Tras él, una lámpara de tulipa verde como las que se utilizan para iluminar las mesas billar arrancaba destellos plateados de las herramientas desperdigadas en un banco de trabajo. Las paredes sin ventanas del sótano quedaban ocultas en las sombras.

Si Lucio se había percatado de que Enrique había despertado, no hizo nada para demostrarlo; se limitó a alzar la mano diestra para llevarse el sándwich a la boca, dio un mordisco y luego apoyó de nuevo la mano en la servilleta mientras movía mecánicamente la mandíbula, como un niño al que le han dicho que hay que masticar veinte veces cada bocado antes de hacerlo pasar.

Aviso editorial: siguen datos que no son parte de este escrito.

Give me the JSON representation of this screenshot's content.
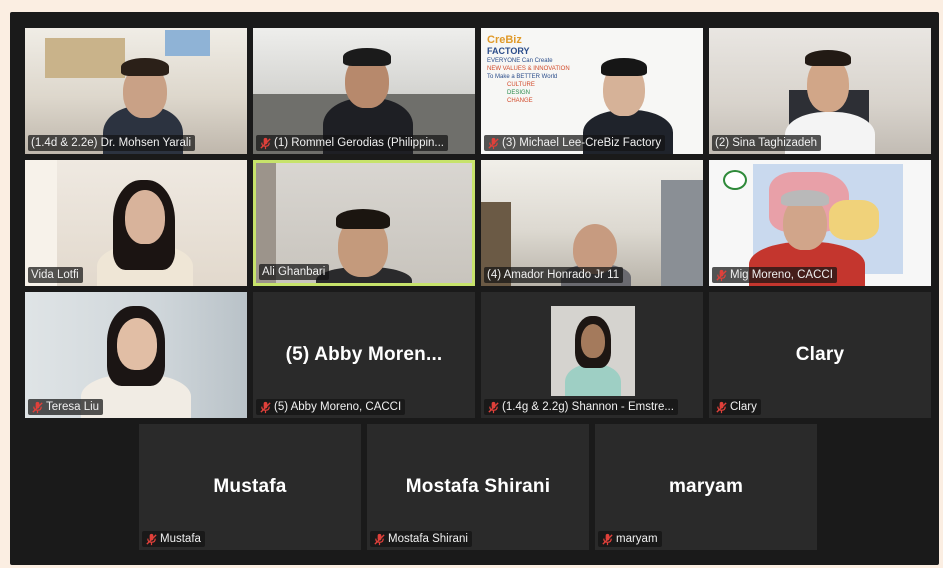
{
  "participants": [
    {
      "label": "(1.4d & 2.2e) Dr. Mohsen Yarali",
      "muted": false
    },
    {
      "label": "(1) Rommel Gerodias (Philippin...",
      "muted": true
    },
    {
      "label": "(3) Michael Lee-CreBiz Factory",
      "muted": true
    },
    {
      "label": "(2) Sina Taghizadeh",
      "muted": false
    },
    {
      "label": "Vida Lotfi",
      "muted": false
    },
    {
      "label": "Ali Ghanbari",
      "muted": false
    },
    {
      "label": "(4) Amador Honrado Jr 11",
      "muted": false
    },
    {
      "label": "Mig Moreno, CACCI",
      "muted": true
    },
    {
      "label": "Teresa Liu",
      "muted": true
    },
    {
      "label": "(5) Abby Moreno, CACCI",
      "display": "(5) Abby Moren...",
      "muted": true
    },
    {
      "label": "(1.4g & 2.2g) Shannon - Emstre...",
      "muted": true
    },
    {
      "label": "Clary",
      "display": "Clary",
      "muted": true
    },
    {
      "label": "Mustafa",
      "display": "Mustafa",
      "muted": true
    },
    {
      "label": "Mostafa Shirani",
      "display": "Mostafa Shirani",
      "muted": true
    },
    {
      "label": "maryam",
      "display": "maryam",
      "muted": true
    }
  ],
  "slide": {
    "brand": "CreBiz",
    "brand_sub": "FACTORY",
    "line1": "EVERYONE Can Create",
    "line2": "NEW VALUES & INNOVATION",
    "line3": "To Make a BETTER World",
    "line4": "CULTURE",
    "line5": "DESIGN",
    "line6": "CHANGE"
  },
  "colors": {
    "background": "#fbeee2",
    "window": "#1a1a1a",
    "tile_empty": "#2a2a2a",
    "active_speaker_border": "#c7e36b",
    "mute_icon": "#e0403a"
  }
}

Cuando tragó, la nuez bailó arriba y abajo. Con el índice de la mano libre, recogió una, dos, tres migas de la servilleta, introdujo en la boca el dedo hasta la altura de la primera falange y después, con un chasquido como de botella de champán que se descorcha, lo sacó, reluciente.

—No te engañes —dijo, con la mirada perdida—. A pesar de las apariencias, no soy un mal tipo.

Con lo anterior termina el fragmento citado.